That ‘A’ Word


We need to talk about the “A” word.  I’m not talking about the three letter “A” word.  I’m talking about Autism. I’m talking about the neurological and developmental disorder that can rock your world. April is autism awareness month and I want to share with you my experience as well as how you can be a help to a mom who is overwhelmed in so many ways.

You see for many years I didn’t want to believe that MY child was on the Autism Spectrum. He could talk, he could eat, he could play with other kids; surely the little things that seemed off didn’t mean he had Autism right?

What I’ve learned over the past three years is that Autism doesn’t look the same for each child.  It also doesn’t discriminate. For some, it might mean they are non-verbal, have trouble sleeping, have repetitive behaviors that may seem “odd” to outsiders, fixate on certain things, or even have various social challenges.

For others, it might mean they don’t pick up on social cues, they might seem a little “off”, they might excel academically but struggle with things like playing with peers, and they may have trouble looking people in the eyes.

One of the hard things about autism is that even when you have two children in the same family with the same diagnosis, it can look VERY different for each child.

James is 6. He is funny. He is kind. He is exceptionally smart; reading at a 3rd grade level in 1st grade. He is compassionate. Everyone knows him at school; I haven’t decided if this is a good thing or not yet. He is empathetic, and understanding which is more than I can say for myself sometimes. For 5 years of his life, he had night terrors; some nights he would wake up every 15 min.  We were driving an hour each way every two weeks for 8 months to see a sleep specialist. James is a people person, he loves making crafts for his friends and playing with others, but he is also easily overwhelmed and struggles with anxiety.

Joseph is three. He LOVES to cuddle and give hugs. He is smart. He cries every day when I drop him off at school. He flaps his hands when he’s eating or gets overly excited or nervous. For months, there would be shrieking every time we wiped his face off or his face got wet during a shower bath. It is only recently that we don’t have tears at bath time. If the TV or radio is too loud he will plug his hears and cry that his head hurts. For months, he would wake up at 3am ready to start the day and couldn’t fall back asleep. Most of the time he will find a corner and play by himself; his imagination is incredible. He struggles with loud and sudden noises. He always has something in his mouth, and we are constantly redirecting that behavior. He gets overwhelmed so easily, and sometimes that means he just lays down on the floor in the middle of Chick-Fil-A and just needs me to pick him up and hold him so that he gets that deep pressure.
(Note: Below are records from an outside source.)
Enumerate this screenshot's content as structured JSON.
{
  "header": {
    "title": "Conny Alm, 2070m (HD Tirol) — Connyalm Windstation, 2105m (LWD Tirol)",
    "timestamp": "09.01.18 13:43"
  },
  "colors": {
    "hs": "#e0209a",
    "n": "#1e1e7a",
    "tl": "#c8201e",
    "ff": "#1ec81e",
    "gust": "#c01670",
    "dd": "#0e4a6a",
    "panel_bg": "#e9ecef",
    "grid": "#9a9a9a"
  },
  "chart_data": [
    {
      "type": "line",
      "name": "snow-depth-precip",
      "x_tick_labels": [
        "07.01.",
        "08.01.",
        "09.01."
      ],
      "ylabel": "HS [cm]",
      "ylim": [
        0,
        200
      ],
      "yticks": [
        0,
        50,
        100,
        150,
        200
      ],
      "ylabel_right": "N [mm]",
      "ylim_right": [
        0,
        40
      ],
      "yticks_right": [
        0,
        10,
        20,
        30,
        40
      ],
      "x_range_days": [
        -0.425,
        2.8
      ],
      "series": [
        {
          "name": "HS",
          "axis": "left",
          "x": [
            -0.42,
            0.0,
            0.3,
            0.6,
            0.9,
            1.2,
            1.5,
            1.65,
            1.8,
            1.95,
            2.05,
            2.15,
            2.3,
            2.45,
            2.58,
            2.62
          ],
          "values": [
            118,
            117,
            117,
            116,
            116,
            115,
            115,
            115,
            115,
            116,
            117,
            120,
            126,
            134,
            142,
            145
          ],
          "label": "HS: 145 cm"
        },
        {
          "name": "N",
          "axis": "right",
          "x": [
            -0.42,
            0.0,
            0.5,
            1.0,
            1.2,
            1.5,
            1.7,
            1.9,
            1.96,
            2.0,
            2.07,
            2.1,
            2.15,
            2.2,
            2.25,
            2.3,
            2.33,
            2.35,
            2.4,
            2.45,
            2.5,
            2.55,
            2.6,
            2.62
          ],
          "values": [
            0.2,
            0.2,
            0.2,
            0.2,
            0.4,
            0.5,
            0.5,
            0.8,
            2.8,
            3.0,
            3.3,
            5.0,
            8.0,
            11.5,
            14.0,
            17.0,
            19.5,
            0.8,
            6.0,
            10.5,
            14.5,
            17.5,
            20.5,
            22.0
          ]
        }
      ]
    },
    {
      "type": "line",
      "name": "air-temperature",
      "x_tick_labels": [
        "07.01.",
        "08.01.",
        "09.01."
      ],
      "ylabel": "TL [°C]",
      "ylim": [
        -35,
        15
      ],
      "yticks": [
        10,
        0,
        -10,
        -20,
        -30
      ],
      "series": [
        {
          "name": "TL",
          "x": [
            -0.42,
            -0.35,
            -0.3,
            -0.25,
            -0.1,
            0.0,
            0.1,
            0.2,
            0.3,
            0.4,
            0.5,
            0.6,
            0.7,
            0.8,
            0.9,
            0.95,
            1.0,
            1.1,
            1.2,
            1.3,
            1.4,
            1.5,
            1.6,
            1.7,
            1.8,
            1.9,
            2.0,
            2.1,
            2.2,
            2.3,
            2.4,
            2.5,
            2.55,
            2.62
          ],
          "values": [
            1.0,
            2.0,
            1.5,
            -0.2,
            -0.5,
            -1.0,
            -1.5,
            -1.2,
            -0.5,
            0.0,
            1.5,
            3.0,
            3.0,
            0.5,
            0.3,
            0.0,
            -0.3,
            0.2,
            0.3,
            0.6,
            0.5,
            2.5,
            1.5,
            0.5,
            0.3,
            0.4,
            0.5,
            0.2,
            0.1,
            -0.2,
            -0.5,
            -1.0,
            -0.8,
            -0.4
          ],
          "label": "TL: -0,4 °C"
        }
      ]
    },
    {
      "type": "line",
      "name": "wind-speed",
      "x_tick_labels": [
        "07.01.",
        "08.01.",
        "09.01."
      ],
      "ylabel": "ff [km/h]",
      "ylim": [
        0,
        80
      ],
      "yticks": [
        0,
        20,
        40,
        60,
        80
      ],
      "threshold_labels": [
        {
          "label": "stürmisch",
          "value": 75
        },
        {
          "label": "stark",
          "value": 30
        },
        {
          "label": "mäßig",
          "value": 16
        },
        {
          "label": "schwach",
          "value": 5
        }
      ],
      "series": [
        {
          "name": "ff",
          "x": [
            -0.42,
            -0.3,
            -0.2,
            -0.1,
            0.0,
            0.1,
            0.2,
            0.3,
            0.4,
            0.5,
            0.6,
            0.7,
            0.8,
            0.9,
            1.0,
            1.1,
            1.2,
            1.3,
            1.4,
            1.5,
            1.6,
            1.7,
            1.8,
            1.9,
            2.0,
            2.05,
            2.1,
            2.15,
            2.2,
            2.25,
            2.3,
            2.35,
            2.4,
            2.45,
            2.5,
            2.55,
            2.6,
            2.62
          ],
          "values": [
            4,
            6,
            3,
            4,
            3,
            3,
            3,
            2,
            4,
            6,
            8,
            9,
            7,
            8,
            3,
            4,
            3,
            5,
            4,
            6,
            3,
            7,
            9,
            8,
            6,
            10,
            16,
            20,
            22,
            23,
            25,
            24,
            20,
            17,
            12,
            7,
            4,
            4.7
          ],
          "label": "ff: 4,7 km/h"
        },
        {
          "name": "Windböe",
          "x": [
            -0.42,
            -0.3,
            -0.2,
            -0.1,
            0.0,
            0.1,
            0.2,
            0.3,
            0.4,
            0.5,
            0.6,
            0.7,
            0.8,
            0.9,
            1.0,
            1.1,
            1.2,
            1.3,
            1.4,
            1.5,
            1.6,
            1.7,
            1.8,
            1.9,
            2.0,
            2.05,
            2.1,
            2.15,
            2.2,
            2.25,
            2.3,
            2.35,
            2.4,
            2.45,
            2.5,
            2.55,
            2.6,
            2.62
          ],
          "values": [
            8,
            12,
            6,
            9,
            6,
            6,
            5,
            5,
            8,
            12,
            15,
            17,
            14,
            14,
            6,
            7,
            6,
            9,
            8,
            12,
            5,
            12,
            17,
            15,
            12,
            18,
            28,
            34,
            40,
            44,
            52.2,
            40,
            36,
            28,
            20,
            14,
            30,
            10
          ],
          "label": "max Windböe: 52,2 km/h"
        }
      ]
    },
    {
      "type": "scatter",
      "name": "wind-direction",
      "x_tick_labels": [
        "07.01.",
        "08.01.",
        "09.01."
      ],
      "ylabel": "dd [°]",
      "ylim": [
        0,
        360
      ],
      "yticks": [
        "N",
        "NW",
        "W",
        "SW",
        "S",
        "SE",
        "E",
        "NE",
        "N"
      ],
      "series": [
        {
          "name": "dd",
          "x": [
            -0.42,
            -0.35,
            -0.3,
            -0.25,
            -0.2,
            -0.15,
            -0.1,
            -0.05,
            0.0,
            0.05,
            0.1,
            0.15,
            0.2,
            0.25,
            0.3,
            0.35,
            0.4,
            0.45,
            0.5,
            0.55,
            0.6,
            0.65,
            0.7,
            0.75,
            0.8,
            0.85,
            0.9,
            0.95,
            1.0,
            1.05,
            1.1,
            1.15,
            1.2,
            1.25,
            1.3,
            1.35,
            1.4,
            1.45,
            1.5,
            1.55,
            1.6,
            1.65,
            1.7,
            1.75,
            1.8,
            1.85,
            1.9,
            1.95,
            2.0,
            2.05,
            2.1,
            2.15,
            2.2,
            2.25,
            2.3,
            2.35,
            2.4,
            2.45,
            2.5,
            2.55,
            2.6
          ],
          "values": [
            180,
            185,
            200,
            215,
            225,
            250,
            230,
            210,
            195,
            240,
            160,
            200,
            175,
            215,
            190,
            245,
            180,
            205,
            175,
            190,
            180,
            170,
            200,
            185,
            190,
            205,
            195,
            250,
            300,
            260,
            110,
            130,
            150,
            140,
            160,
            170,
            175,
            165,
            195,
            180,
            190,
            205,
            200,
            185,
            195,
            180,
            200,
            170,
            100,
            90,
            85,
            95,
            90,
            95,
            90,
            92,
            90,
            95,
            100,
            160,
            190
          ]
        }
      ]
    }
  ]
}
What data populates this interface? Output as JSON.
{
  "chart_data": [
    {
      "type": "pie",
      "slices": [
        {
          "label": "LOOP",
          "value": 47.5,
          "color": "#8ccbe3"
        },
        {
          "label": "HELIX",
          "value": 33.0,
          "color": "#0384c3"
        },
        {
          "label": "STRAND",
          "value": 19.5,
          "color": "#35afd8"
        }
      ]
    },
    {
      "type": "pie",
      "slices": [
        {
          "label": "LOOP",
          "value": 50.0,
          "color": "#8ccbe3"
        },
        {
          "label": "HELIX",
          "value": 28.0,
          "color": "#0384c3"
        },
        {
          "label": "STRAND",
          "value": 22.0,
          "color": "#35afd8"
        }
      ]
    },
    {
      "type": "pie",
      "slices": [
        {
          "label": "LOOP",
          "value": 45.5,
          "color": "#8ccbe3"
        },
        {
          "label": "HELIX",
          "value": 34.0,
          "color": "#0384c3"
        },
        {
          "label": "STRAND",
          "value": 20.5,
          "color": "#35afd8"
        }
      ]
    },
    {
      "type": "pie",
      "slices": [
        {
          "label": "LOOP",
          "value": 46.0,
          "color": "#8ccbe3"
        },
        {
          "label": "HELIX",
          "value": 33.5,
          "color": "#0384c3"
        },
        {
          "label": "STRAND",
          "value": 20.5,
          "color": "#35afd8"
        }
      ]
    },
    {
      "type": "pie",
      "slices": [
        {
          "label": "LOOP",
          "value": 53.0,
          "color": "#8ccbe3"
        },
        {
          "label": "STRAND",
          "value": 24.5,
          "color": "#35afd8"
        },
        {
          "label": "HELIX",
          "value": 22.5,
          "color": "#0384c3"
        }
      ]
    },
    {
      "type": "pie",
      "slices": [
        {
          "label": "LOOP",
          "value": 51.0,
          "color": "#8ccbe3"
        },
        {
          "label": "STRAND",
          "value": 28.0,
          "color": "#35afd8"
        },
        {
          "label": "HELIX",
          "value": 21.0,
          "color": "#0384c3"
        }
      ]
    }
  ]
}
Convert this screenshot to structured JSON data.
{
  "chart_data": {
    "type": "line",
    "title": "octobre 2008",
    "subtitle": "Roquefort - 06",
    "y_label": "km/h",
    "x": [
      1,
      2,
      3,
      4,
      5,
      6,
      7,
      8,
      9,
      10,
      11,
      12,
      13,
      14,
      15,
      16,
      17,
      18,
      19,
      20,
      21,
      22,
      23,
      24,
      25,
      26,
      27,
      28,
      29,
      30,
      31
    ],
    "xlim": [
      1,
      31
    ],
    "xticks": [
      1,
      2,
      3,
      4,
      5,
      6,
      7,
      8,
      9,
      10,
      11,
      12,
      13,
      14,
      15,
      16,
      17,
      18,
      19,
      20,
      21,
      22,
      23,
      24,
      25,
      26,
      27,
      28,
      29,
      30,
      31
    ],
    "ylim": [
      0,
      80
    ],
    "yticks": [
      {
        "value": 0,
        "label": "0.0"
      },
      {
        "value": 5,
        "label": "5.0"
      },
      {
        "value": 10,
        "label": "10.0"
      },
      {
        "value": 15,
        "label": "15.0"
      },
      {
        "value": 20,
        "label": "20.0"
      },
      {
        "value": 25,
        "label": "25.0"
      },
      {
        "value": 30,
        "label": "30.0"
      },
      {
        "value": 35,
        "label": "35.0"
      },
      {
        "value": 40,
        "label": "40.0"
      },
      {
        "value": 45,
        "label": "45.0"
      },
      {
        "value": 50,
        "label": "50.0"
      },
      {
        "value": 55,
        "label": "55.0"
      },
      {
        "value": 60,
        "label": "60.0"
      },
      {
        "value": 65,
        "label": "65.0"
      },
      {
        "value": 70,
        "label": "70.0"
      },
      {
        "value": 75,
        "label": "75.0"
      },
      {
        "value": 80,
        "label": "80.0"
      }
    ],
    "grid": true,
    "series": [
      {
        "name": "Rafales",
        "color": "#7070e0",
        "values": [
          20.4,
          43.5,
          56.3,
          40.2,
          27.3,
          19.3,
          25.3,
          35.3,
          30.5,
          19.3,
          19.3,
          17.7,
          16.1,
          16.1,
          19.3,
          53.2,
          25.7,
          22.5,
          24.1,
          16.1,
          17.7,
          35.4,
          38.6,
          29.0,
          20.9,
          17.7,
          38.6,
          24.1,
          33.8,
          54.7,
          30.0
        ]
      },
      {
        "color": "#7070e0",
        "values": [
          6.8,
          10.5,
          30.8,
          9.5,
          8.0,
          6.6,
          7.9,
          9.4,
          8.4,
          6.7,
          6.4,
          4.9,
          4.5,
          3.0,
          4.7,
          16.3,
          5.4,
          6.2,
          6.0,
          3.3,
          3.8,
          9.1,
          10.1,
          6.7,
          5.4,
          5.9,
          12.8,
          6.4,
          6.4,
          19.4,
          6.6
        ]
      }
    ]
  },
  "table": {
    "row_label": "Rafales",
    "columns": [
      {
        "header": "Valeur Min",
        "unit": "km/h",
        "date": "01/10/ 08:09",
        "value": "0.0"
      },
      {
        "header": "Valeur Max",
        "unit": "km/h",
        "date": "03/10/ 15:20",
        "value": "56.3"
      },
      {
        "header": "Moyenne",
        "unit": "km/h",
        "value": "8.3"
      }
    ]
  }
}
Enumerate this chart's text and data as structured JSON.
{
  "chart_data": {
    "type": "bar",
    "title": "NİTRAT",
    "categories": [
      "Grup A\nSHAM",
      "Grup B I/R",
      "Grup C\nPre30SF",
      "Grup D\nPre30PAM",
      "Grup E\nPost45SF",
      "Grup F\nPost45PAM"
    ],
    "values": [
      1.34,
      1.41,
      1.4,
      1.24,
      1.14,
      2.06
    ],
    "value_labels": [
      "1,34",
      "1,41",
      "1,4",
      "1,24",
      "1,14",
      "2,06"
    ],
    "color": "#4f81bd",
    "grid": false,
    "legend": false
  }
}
Hearing “Autism Spectrum Disorder” was one of the hardest things I have ever heard as a mother because I didn’t want it to define them.

You see, many people see autism as a disability. I don’t see my boys as disabled. I see them as people who can do ANYTHING they set their mind to because we have told him that they can.  

Autism isn’t one size fits all; and maybe that’s the hardest thing about it. There is no “cure”. Certainly there are things I can do as a mom that will help my kids, and things/places that we avoid because we know it might be a struggle. But at the end of the day, my children are just as important as a child without autism. My boys have no knowledge of their diagnoses; because I don’t feel they need to. They know they have some great people who come and work with them, but I don’t see a need to explain it all to them right now at their age.

So how can you help? How can you be more aware?

  • Invite the mommas out- seriously we need it.
  • Ask about their kids, and be willing to listen.
  • Reach out- because honestly between OT, PT, ISPT meetings, teacher meetings, and doctors appointments sometimes we just forget about friends and it’s honestly not intentional. So call. Call again, and again, and then maybe send smoke signals.
  • Be inclusive! Teach your children how to be kind and accepting even when others might look or act differently.
  • Be kind! Skip the judgment and eye rolls. You don’t know what that momma or her child is going through.